Lactate metabolism: a new paradigm for the third millennium, 2004

Topics: Lactate, glycolysis, O2, muscle fatigue, anoxia, dysoxia, metabolic processes, metabolism

Authors: L B Gladden

Abstract

For much of the 20th century, lactate was largely considered a dead-end waste product of glycolysis due to hypoxia, the primary cause of the O2 debt following exercise, a major cause of muscle fatigue, and a key factor in acidosis-induced tissue damage. Since the 1970s, a ‘lactate revolution’ has occurred. At present, we are in the midst of a lactate shuttle era; the lactate paradigm has shifted. It now appears that increased lactate production and concentration as a result of anoxia or dysoxia are often the exception rather than the rule. Lactic acidosis is being re-evaluated as a factor in muscle fatigue.
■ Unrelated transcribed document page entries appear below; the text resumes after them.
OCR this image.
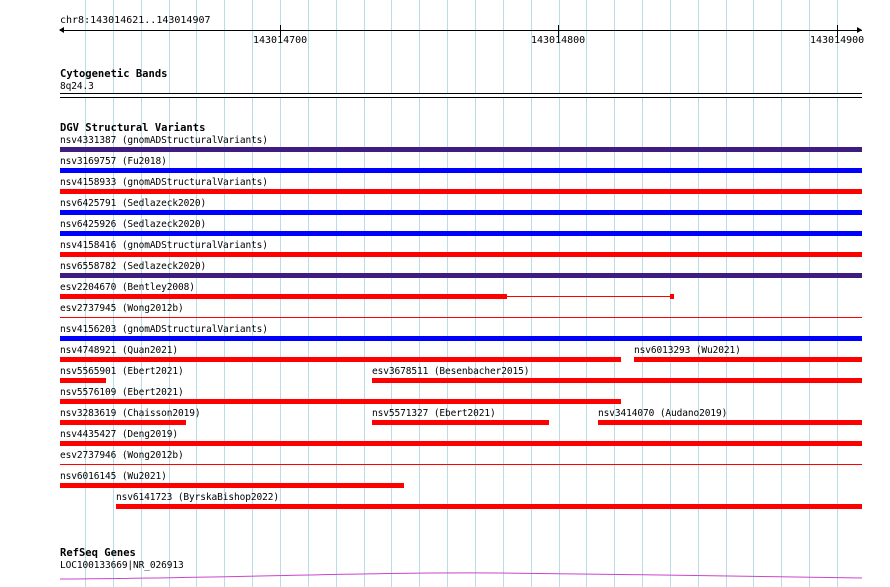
chr8:143014621..143014907
143014700	143014800	143014900
Cytogenetic Bands
8q24.3
DGV Structural Variants
nsv4331387 (gnomADStructuralVariants)
nsv3169757 (Fu2018)
nsv4158933 (gnomADStructuralVariants)
nsv6425791 (Sedlazeck2020)
nsv6425926 (Sedlazeck2020)
nsv4158416 (gnomADStructuralVariants)
nsv6558782 (Sedlazeck2020)
esv2204670 (Bentley2008)
esv2737945 (Wong2012b)
nsv4156203 (gnomADStructuralVariants)
nsv4748921 (Quan2021)	nsv6013293 (Wu2021)
nsv5565901 (Ebert2021)	esv3678511 (Besenbacher2015)
nsv5576109 (Ebert2021)
nsv3283619 (Chaisson2019)	nsv5571327 (Ebert2021)	nsv3414070 (Audano2019)
nsv4435427 (Deng2019)
esv2737946 (Wong2012b)
nsv6016145 (Wu2021)
nsv6141723 (ByrskaBishop2022)
RefSeq Genes
LOC100133669|NR_026913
Lactate is an important intermediate in the process of wound repair and regeneration. The origin of elevated [lactate] in injury and sepsis is being re-investigated. There is essentially unanimous experimental support for a cell-to-cell lactate shuttle, along with mounting evidence for astrocyte-neuron, lactate-alanine, peroxisomal and spermatogenic lactate shuttles. The bulk of the evidence suggests that lactate is an important intermediary in numerous metabolic processes, a particularly mobile fuel for aerobic metabolism, and perhaps a mediator of redox state among various compartments both within and between cells. Lactate can no longer be considered the usual suspect for metabolic ‘crimes’, but is instead a central player in cellular, regional and whole body metabolism. Overall, the cell-to-cell lactate shuttle has expanded far beyond its initial conception as an explanation for lactate metabolism during muscle contractions and exercise to now subsume all of the other shuttles as a grand description of the role(s) of lactate in numerous metabolic processes and pathways.